I miss last weekend.
As I sit at my computer working day after day for the last week, my mind is somewhere else. I think I left it on the open road and with the full moon. I left it in the blue sky and the thunder that rolled as I tried to stay warm in a tent. I left it in the campfire and the smoke that filled my lungs and every strand of hair on my head. I left it in the sand, buried beneath each footprint and body print that left a mark on the dunes. The same dunes that held my body for hours on a Sunday afternoon as I laid in silence and felt the sun on my skin.

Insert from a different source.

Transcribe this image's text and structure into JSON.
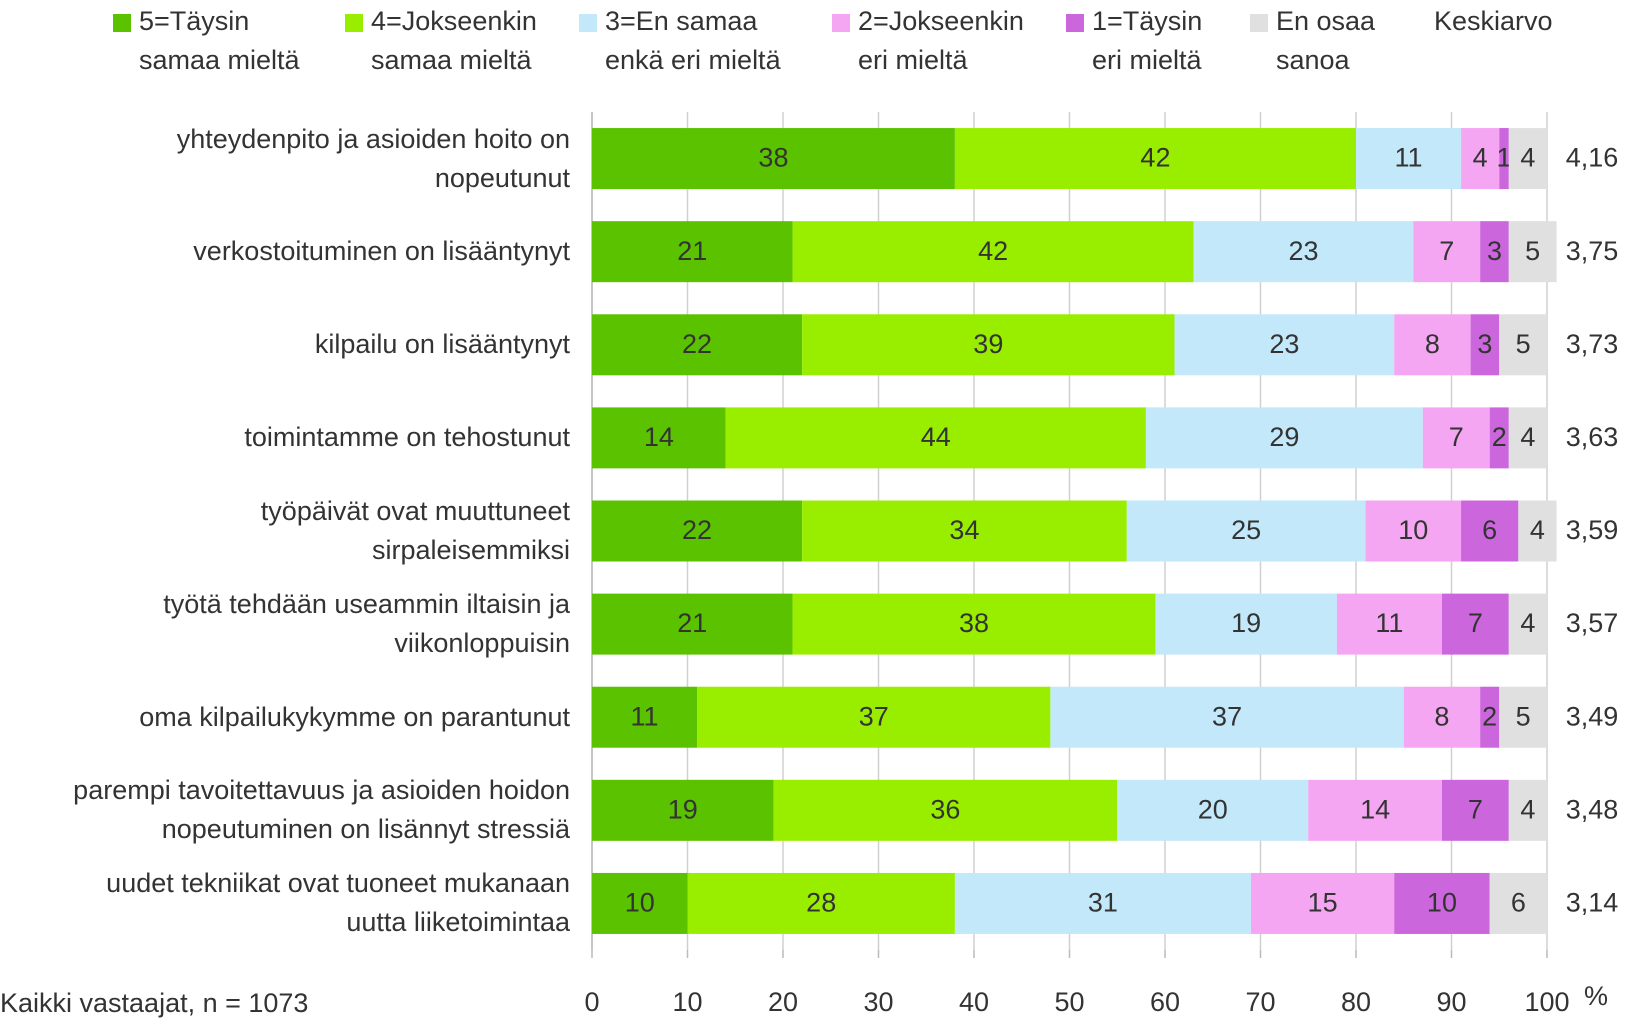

I can't entirely put into words the amount of stress I've been under lately. A couple of weeks ago there were muscles in my chest and back that were so tight that it hurt to breath. I'm not exaggerating. That was when I realized I needed to get a grasp on my to-do lists, work schedule, and priorities. I'd taken on too much, said no too little, and as always, was struggling with balance in all shapes and forms. It's hard to be a creative, a good friend, have a second job, and take care of yourself all at the same time. That's why, in the midst of one of the most emotional weeks I'd had in months, I questioned why I was planning a trip to get away. Little did I know getting away was exactly what my heart needed. As I drove away from home all I could think about was how excited I was to not shower, smell like dirt, and sleep outside. I couldn't wait.
Next week I fly to Florida to shoot my last wedding of the season. So bear with me for a little bit longer as I continue to be a bit busy. Forgive me if I don't accept your invitation, or take a few days to email you back. In the mean time I'll be working hard, and day dreaming of weekend getaways, quiet winter days, and having beer at sunset off the edge of a pier in Florida at the end of what's been a fantastic wedding season.